When times are tough, the inclination is to cut discretionary spending to things like design and brand marketing. Not so fast says a new report out by the Design Council. The UK study reports that half of businesses:

… are looking to design their way out of downturn
Over half (54%) of the firms in our survey thought design would contribute to a large or great extent in helping maintain their competitive edge in the current economic climate.

… think design is more important now
Similarly, 53% thought that design had become more important in helping the firm to achieve its business objectives over the last three years.

… think design is integral to the economic performance of the UK
The same number agreed or strongly agreed that design is integral to the country’s future economic performance.

During challenging times, investments in creative, including advertising and brand development may in fact give a business a competitive edge over rivals who are reining in their design and innovation budgets in order to save money.

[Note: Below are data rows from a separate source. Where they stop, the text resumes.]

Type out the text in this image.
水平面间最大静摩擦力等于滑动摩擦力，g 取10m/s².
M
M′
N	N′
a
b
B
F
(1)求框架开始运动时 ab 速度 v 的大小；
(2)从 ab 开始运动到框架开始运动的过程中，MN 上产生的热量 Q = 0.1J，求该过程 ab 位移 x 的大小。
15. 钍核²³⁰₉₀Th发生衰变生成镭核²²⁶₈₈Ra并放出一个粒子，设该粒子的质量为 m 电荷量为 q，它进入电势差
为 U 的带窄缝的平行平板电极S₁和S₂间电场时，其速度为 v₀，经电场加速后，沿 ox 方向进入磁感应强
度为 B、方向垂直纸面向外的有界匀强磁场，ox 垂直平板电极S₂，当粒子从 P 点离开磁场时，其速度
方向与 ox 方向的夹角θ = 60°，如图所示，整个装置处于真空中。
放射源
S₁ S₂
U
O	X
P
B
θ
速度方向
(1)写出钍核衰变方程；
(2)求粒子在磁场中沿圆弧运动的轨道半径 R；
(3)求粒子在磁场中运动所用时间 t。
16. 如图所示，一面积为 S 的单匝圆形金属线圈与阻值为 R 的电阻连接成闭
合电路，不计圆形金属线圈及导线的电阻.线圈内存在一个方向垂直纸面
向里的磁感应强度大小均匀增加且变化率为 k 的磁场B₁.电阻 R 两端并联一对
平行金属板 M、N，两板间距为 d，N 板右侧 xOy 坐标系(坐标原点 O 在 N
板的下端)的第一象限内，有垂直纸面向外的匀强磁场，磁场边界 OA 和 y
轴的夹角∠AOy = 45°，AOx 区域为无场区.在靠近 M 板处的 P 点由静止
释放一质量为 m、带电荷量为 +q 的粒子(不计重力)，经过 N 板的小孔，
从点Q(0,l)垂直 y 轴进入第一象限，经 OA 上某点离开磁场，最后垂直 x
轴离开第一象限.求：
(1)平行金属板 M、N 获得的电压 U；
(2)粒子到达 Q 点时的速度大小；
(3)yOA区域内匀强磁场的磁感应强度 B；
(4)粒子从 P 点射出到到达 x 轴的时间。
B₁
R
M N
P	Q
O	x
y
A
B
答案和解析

With the credit markets slowly showing signs of thaw, design firms must step up their efforts in promoting brand solutions that deliver both creatively and economically. It seems even big corporate CEOs agree.

American Express chief executive Ken Chenault told Fortune magazine:

A difficult economic environment argues for the need to innovate more, not to pull back.

Similarly, in September 2008 following a crisis in the global financial markets and in the face of an impending worldwide recession, Intel’s chairman Craig Barrett told Reuters:

We’ve always had the attitude that you have to make that investment in good times and bad.